Now, it’s just simple algebra. The slats are slightly wider than the gaps in the image — meaning that they are in real-life, too. By our calculations:

  • The slats are about 10 inches wide.
  • The gaps are nine inches.
  • The fence is 341 inches tall — or about 28.4 feet — with 13-inch spikes on top.

(Those figures have all been rounded, we’ll note. The calculations below use the numbers that were not rounded.)

How much barrier is needed?

The combined width of the slats and gaps is just over 19 inches. How many slats would, therefore, be needed?

Well, the border is about 1,954 miles long. About 580 miles already have fence of some type. Let’s assume that all the rest, regardless of terrain, is getting our slat barrier.

We have 1,374 miles to cover, but that excludes ports of entry. There are 48 ports of entry on the border now. The largest is at San Ysidro, near San Diego.
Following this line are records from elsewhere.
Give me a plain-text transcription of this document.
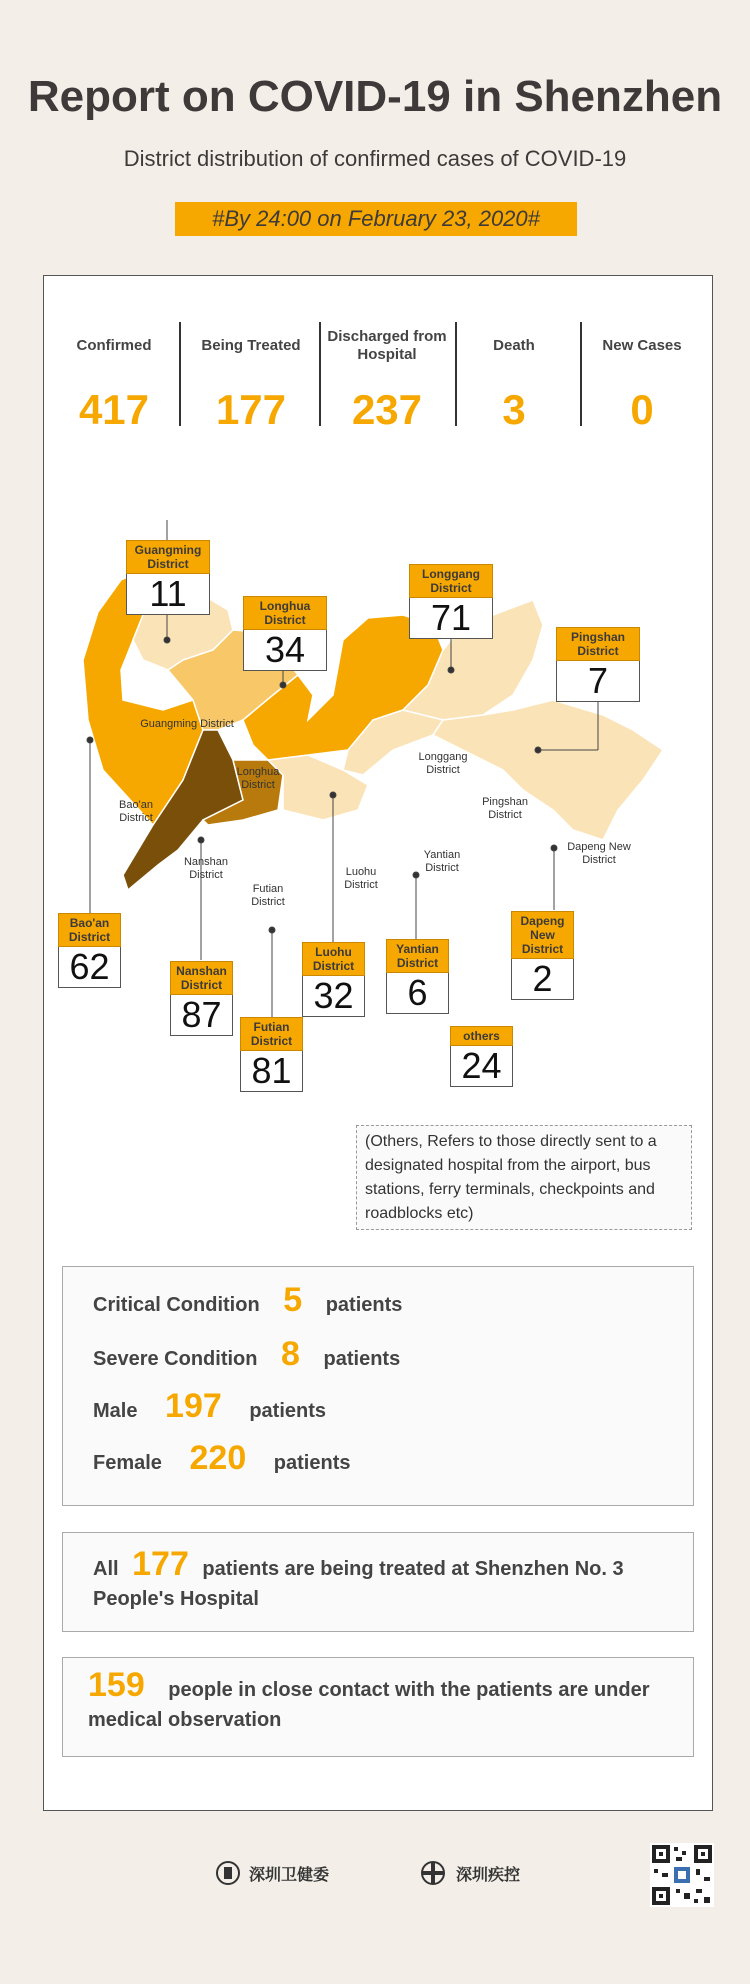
Report on COVID-19 in Shenzhen
District distribution of confirmed cases of COVID-19
#By 24:00 on February 23, 2020#
Confirmed
417
Being Treated
177
Discharged from Hospital
237
Death
3
New Cases
0
Guangming District
Bao'an
District
Longhua
District
Longgang
District
Pingshan
District
Nanshan
District
Futian
District
Luohu
District
Yantian
District
Dapeng New
District
Guangming District
11	Longhua District
34
Longgang District
71	Pingshan District
7
Bao'an District
62	Nanshan District
87	Futian District
81
Luohu District
32
Yantian District
6
Dapeng New District
2
others
24
(Others, Refers to those directly sent to a designated hospital from the airport, bus stations, ferry terminals, checkpoints and roadblocks etc)
Critical Condition 5 patients
Severe Condition 8 patients
Male 197 patients
Female 220 patients
All 177 patients are being treated at Shenzhen No. 3 People's Hospital
159 people in close contact with the patients are under medical observation
深圳卫健委	深圳疾控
We can use the entry to estimate a maximum size of the gap we need to leave in the wall. According to Google Earth, it’s about 0.15 miles wide.

That means that about 7.2 miles of the border belong to ports of entry, which leaves 1,366.8 miles.

The result? We need about 4.6 million steel slats to cover that ground. At a height of 28.4 feet and a presumed thickness of one inch, each slat requires a bit less than 2 cubic feet of steel. For all of the slats, we’d need about 9 million cubic feet of steel.

As CNBC notes, that steel is a lot pricier than it was a year ago, thanks to the tariffs Trump imposed on foreign steel. At the beginning of 2018, this barrier would have cost 25 percent less.

Update: A civil engineer wrote in to note that, at current prices of $160 per cubic foot, the steel alone would cost about $1.5 billion -- excluding steel that would need to be used to extend the slats into the ground. She also noted that a 1-inch-thick wall wouldn’t be terribly sturdy.

Would this even be effective?

This is really the crux of the question, isn’t it? Is a barrier this long at these dimensions actually something that would work to keep out people and illegal drugs?

It clearly wouldn’t do much about the latter. Most drugs that cross that border illegally already come through ports of entry, smuggled in vehicles or on people crossing legally. What’s more, a barrier with nine-inch gaps seems like it might allow for pretty easy transfer of bulky packages, without having to throw them 28 feet in the air to clear the wall.

What’s more, an nine-inch gap wouldn’t necessarily keep people out. In 2010, a prisoner in a jail in Tennessee escaped his cell by covering himself with grease and squeezing between bars set 4.5 inches apart. He would have found the steel slats — with gaps between that are twice that size — practically roomy.

In China, people who pass through a gap of 5.9 inches at a restaurant eat for free. Pass through a gap of seven inches and you get five beers on the house. Get through a gap that’s only slightly wider than Trump’s wall, 9.8 inches, and you only get one beer.

Chinese restaurant gives discounts for the skinny

A restaurant in Binzhou, China, came up with a quirky idea to give discounts to customers who can squeeze through narrow metal bars. “People are always thinking about a big meal when they enter a restaurant. If they fail to squeeze through the frame they might think -- maybe we are overweight, maybe we should control the amount of food we order,” said Zhao Lang, the owner of the restaurant, in an interview. Read more: #RUPTLY

Posted by The Korea Herald on Monday, May 28, 2018

It’s possible, we’ll admit, that Trump’s illustration isn’t meant to be a specific representation of the actual size of the barrier that he would like to see on the border, any more than he plans to order the Border Patrol to use only semi-compressed Ford Explorers on their routes from now on.

But, as of writing, this is all moot anyway. There’s no money to build the wall coming from either Mexico or the United States at this point. Those looking to squeeze through narrow gaps for great rewards will have to migrate to China, trying their best at winning those five beers.


The original calculations for the height incorrectly excluded several feet. The article has been corrected.